In its statement on interest rate policy, the Fed noted that “business pricing power and increases in core consumer prices remain muted” and that “the risk of inflation becoming undesirably low remains the predominant concern for the foreseeable future”.

The continued lack of business pricing power has major implications for employment. It points to the fact that increased profits will come, not from increased sales and additional hiring to meet demand, but from the introduction of new technologies which will cut labour costs and reduce employment.

Considering the US economy as a whole, the latest growth figures do nothing to lessen concerns among economists over the growing structural imbalances—in particular, the widening balance of payments deficit and the growing budget deficit, which both stand at more than half a trillion dollars.

In an interview published earlier this week, former BusinessWeek chief economist William Wolman referred to the mounting debt problems.

“If you add up America’s trade deficit and its federal budget deficit, and state and local deficits, you reach a ratio of debt to income which puts us in a category where the World Bank and the IMF would rate us as dangerous, if we weren’t the strongest country in the world but just an average country,” he said. “Dangers spring from these twin deficits that will end up putting upward pressure on interest rates.”

These dangers are not going to be overcome through increased US growth and may well be worsened. If the US economy keeps expanding at a faster rate than the world average, then the current account deficit will continue to widen, making the American financial system even more dependent on an inflow of funds, especially from Japan and the rest of East Asia.

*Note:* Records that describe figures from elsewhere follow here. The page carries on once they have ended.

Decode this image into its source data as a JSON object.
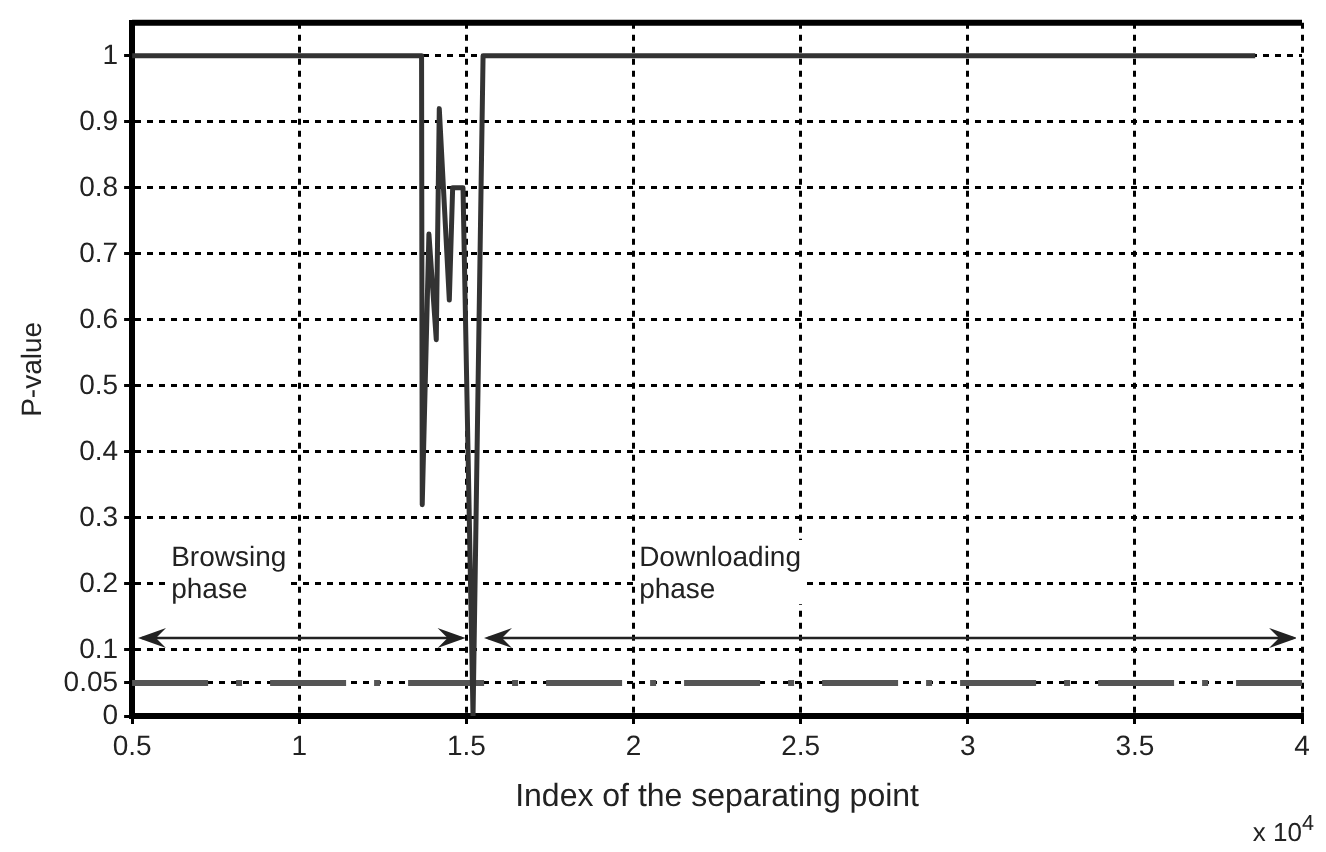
{
  "chart_data": {
    "type": "line",
    "xlabel": "Index of the separating point",
    "ylabel": "P-value",
    "annotations": [
      "Browsing phase",
      "Downloading phase",
      "x 10$^{4}$"
    ],
    "x": [
      0.5,
      1.366,
      1.368,
      1.388,
      1.41,
      1.419,
      1.449,
      1.459,
      1.49,
      1.52,
      1.55,
      3.86
    ],
    "series": [
      {
        "color": "#333333",
        "values": [
          1,
          1,
          0.32,
          0.73,
          0.57,
          0.92,
          0.63,
          0.8,
          0.8,
          0,
          1,
          1
        ]
      }
    ],
    "xlim": [
      0.5,
      4
    ],
    "xticks": [
      0.5,
      1,
      1.5,
      2,
      2.5,
      3,
      3.5,
      4
    ],
    "ylim": [
      0,
      1.05
    ],
    "yticks": [
      0,
      0.05,
      0.1,
      0.2,
      0.3,
      0.4,
      0.5,
      0.6,
      0.7,
      0.8,
      0.9,
      1
    ],
    "ref_lines": [
      {
        "axis": "y",
        "value": 0.05,
        "color": "#555555",
        "line_style": "dashed"
      }
    ],
    "grid": true,
    "legend": false,
    "marker": "none",
    "line_style": "solid"
  }
}
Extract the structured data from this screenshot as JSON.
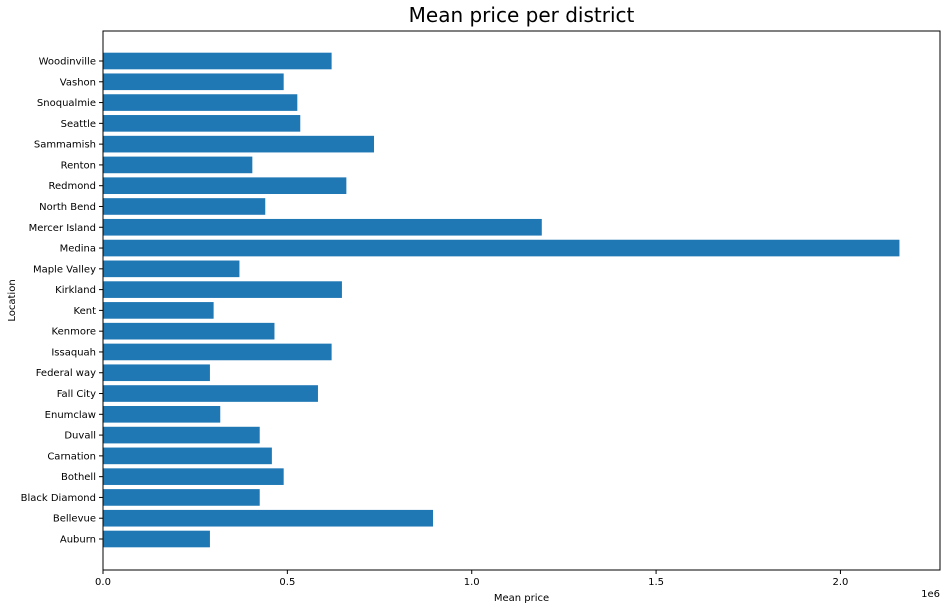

However, if growth rates increase in the rest of the world, funds will be attracted elsewhere and it will be increasingly difficult to finance the US deficits. Accordingly, in order to attract funds, yields on Treasury bonds will have to rise, bringing an increase in interest rates throughout the economy, leading to slower US growth or possibly a recession if debt-financed consumption spending falls rapidly.

This growing tendency of economic growth to resemble a “zero-sum game”, or a “see-saw” as the noted British economic analyst Brian Reading put it, points to the fact that the world economy as a whole is afflicted with deep-seated structural problems, manifested in overcapacity and over-production.